Пламя взрыва прожгло паровозное днище и, разрывая металл, устремилось в небо. Дикая мощь кипятка и пара, и ревущий огонь паровозной топки, в безумном, смертельном порыве, ударили в грудь и лицо Алеши – и в сторону неба, в стороны света, в того, кто был в связке… Агония, адовый скрежет по рельсовым нервам, объяли, круша и корёжа, состав с головы до хвоста. Свечками адова пира, вспыхнули и загорелись обломки, техника, люди. Танки – виновники пира, слетали с платформ, ломая коробки вагонов с людьми, снося головы, плюща в лепешку, тела.
Пламя остынет, осыплется пеплом на трупы врага, на обломки, на рельсы и на короба изувеченных танков. Ему повезло, партизану, солдату, Алеше Тулину: безоружный, бессильный солдат, не по нраву военному счастью, но не отвернулось оно от Алеши – еще не остыло пламя, бликуя в стальных бортах изувеченных танков, гаснет в воздухе стон умирающих, уносимых вместе с Алешей в небытие, врагов…
***
Безучетная, щедрая пища огню, который не ведает боли, не знает меры – так войну видит солнце. Но если б познало оно эту боль – сдали б нервы. И солнце сошло б с небосвода…
Алёнка, Алёна!
Мечту потерявший начальник полиции Палыч, запил. «Что, я хуже Никитки? – угрюмо кривил он улыбку, – А что, Палыч, лучше?» – сам же себе отвечал, и сам признавал: не лучше. В бешенстве немцы Аленку повесили, голую, вниз головой. Ужас, внушаемый мертвым, изрешеченным пулями телом Аленки, витал в городке.
Но Палыч ведь знал, как прекрасен был этот, несорванный им цветок! Запил, отвернулся от жизни. А по ночам приходил. Брал баклажечку крепкой горилки, и приходил к Алене.
«Аленка! – стонал он, – Аленка.… господи… – и гневно косился в сторону бога, сжимал кулаки, и скрипел зубами – Да разве ты есть?! Ты мелкий, такой же, как я, предатель! Скотина ты, господь бог! Я бы, старый дурак, тварь влюбчивый, я бы сорвал, пригубил ее… Не по нраву бы, пусть… Так жива ты была бы, жива, Аленка! А что теперь? Что? Ни солнца теперь, ни тебя…»

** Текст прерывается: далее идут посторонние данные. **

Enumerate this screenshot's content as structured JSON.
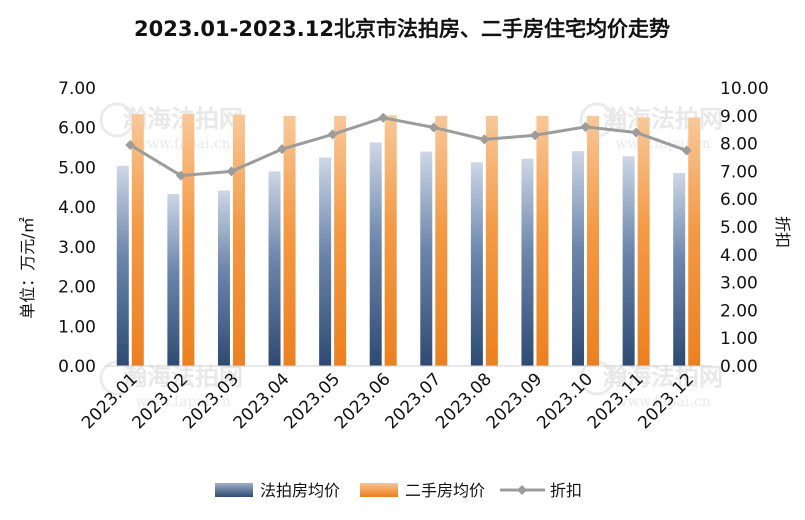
{
  "chart_data": {
    "type": "bar",
    "title": "2023.01-2023.12北京市法拍房、二手房住宅均价走势",
    "categories": [
      "2023.01",
      "2023.02",
      "2023.03",
      "2023.04",
      "2023.05",
      "2023.06",
      "2023.07",
      "2023.08",
      "2023.09",
      "2023.10",
      "2023.11",
      "2023.12"
    ],
    "series": [
      {
        "name": "法拍房均价",
        "type": "bar",
        "axis": "left",
        "color": "#3d5a85",
        "values": [
          5.04,
          4.33,
          4.42,
          4.9,
          5.25,
          5.63,
          5.4,
          5.13,
          5.22,
          5.41,
          5.28,
          4.86
        ]
      },
      {
        "name": "二手房均价",
        "type": "bar",
        "axis": "left",
        "color": "#f28c2e",
        "values": [
          6.34,
          6.35,
          6.33,
          6.3,
          6.3,
          6.31,
          6.3,
          6.3,
          6.3,
          6.3,
          6.26,
          6.26
        ]
      },
      {
        "name": "折扣",
        "type": "line",
        "axis": "right",
        "color": "#9c9c9c",
        "values": [
          7.95,
          6.85,
          7.0,
          7.8,
          8.33,
          8.93,
          8.58,
          8.15,
          8.3,
          8.6,
          8.4,
          7.75
        ]
      }
    ],
    "ylabel": "单位：万元/㎡",
    "y2label": "折扣",
    "ylim": [
      0,
      7
    ],
    "y2lim": [
      0,
      10
    ],
    "yticks": [
      "0.00",
      "1.00",
      "2.00",
      "3.00",
      "4.00",
      "5.00",
      "6.00",
      "7.00"
    ],
    "y2ticks": [
      "0.00",
      "1.00",
      "2.00",
      "3.00",
      "4.00",
      "5.00",
      "6.00",
      "7.00",
      "8.00",
      "9.00",
      "10.00"
    ],
    "legend_position": "bottom",
    "grid": false
  },
  "watermark": {
    "name": "瀚海法拍网",
    "url": "www.fapai.cn"
  }
}
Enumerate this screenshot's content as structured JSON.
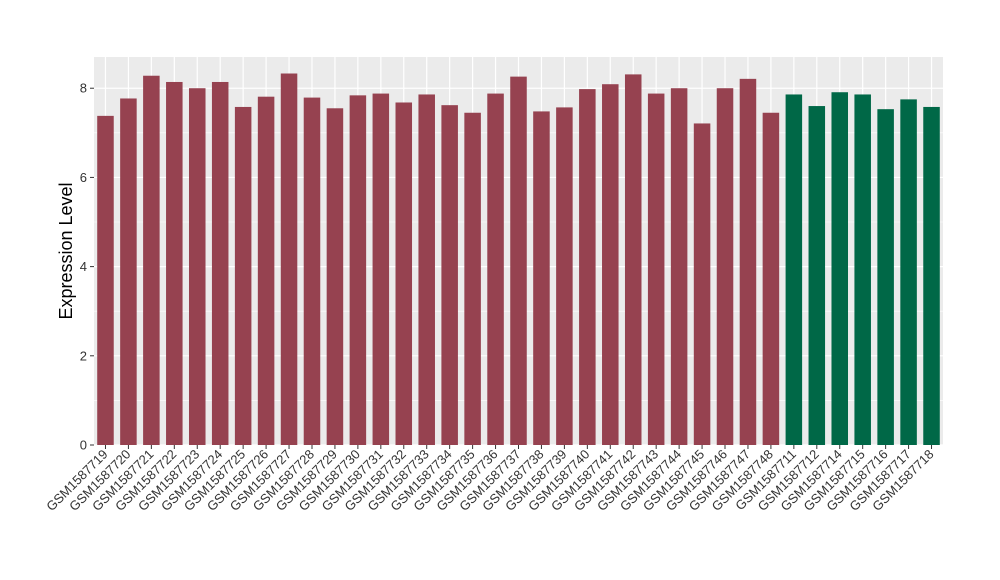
{
  "chart_data": {
    "type": "bar",
    "title": "",
    "xlabel": "",
    "ylabel": "Expression Level",
    "ylim": [
      0,
      8.7
    ],
    "yticks": [
      0,
      2,
      4,
      6,
      8
    ],
    "grid": true,
    "legend": "none",
    "colors": {
      "group1": "#964250",
      "group2": "#006847",
      "panel": "#ebebeb",
      "grid": "#ffffff"
    },
    "categories": [
      "GSM1587719",
      "GSM1587720",
      "GSM1587721",
      "GSM1587722",
      "GSM1587723",
      "GSM1587724",
      "GSM1587725",
      "GSM1587726",
      "GSM1587727",
      "GSM1587728",
      "GSM1587729",
      "GSM1587730",
      "GSM1587731",
      "GSM1587732",
      "GSM1587733",
      "GSM1587734",
      "GSM1587735",
      "GSM1587736",
      "GSM1587737",
      "GSM1587738",
      "GSM1587739",
      "GSM1587740",
      "GSM1587741",
      "GSM1587742",
      "GSM1587743",
      "GSM1587744",
      "GSM1587745",
      "GSM1587746",
      "GSM1587747",
      "GSM1587748",
      "GSM1587711",
      "GSM1587712",
      "GSM1587714",
      "GSM1587715",
      "GSM1587716",
      "GSM1587717",
      "GSM1587718"
    ],
    "values": [
      7.38,
      7.77,
      8.28,
      8.14,
      8.0,
      8.14,
      7.58,
      7.81,
      8.33,
      7.79,
      7.55,
      7.84,
      7.88,
      7.68,
      7.86,
      7.62,
      7.45,
      7.88,
      8.26,
      7.48,
      7.57,
      7.98,
      8.09,
      8.31,
      7.88,
      8.0,
      7.21,
      8.0,
      8.21,
      7.45,
      7.86,
      7.6,
      7.91,
      7.86,
      7.53,
      7.75,
      7.58
    ],
    "groups": [
      "group1",
      "group1",
      "group1",
      "group1",
      "group1",
      "group1",
      "group1",
      "group1",
      "group1",
      "group1",
      "group1",
      "group1",
      "group1",
      "group1",
      "group1",
      "group1",
      "group1",
      "group1",
      "group1",
      "group1",
      "group1",
      "group1",
      "group1",
      "group1",
      "group1",
      "group1",
      "group1",
      "group1",
      "group1",
      "group1",
      "group2",
      "group2",
      "group2",
      "group2",
      "group2",
      "group2",
      "group2"
    ]
  }
}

Волчонком скулил, качался, отрешенный от мира Палыч. А то каменел, как глыба, как дуб, с почерневшей в последнюю осень листвой…
«А я бы, я… – плакал он, – Человеком мог стать, понимаешь?..»
Не сумел он взять в руки заветный цветок – и потеряна жизнь, и теперь всё равно…
***
Отрешенный, не уловил полицай Осип Палыч рванувшего свежего ветра. Смотались, за двадцать минут, из Ржавлинки, немцы. А он, потерявший Аленку, пьяный с тех пор, припозднился. Очнулся – пилотки мелькали в садах, переулках и в центре Ржавлинки.
Пилотки со звездами… Винтовку в охапку – и тут же – бежать. А на встречу – Никита.
– Бежать, Осип Палыч? А я?
С размаху, как палка в колёса, кинулся в ноги Палычу.
– Ух-х, о! – прорычал Осип Палыч, плашмя, пузом вниз, полетев на землю. Винтовка скользнула из рук, полетела дальше.
– Ты что, ё-и-так! – взматерился Палыч.
Никитка, не дав протянуться к винтовке, вцепился зубами в плечо. «Последний захват!» – думал он. И не мог расцепить, даже если хотел, свои руки и зубы.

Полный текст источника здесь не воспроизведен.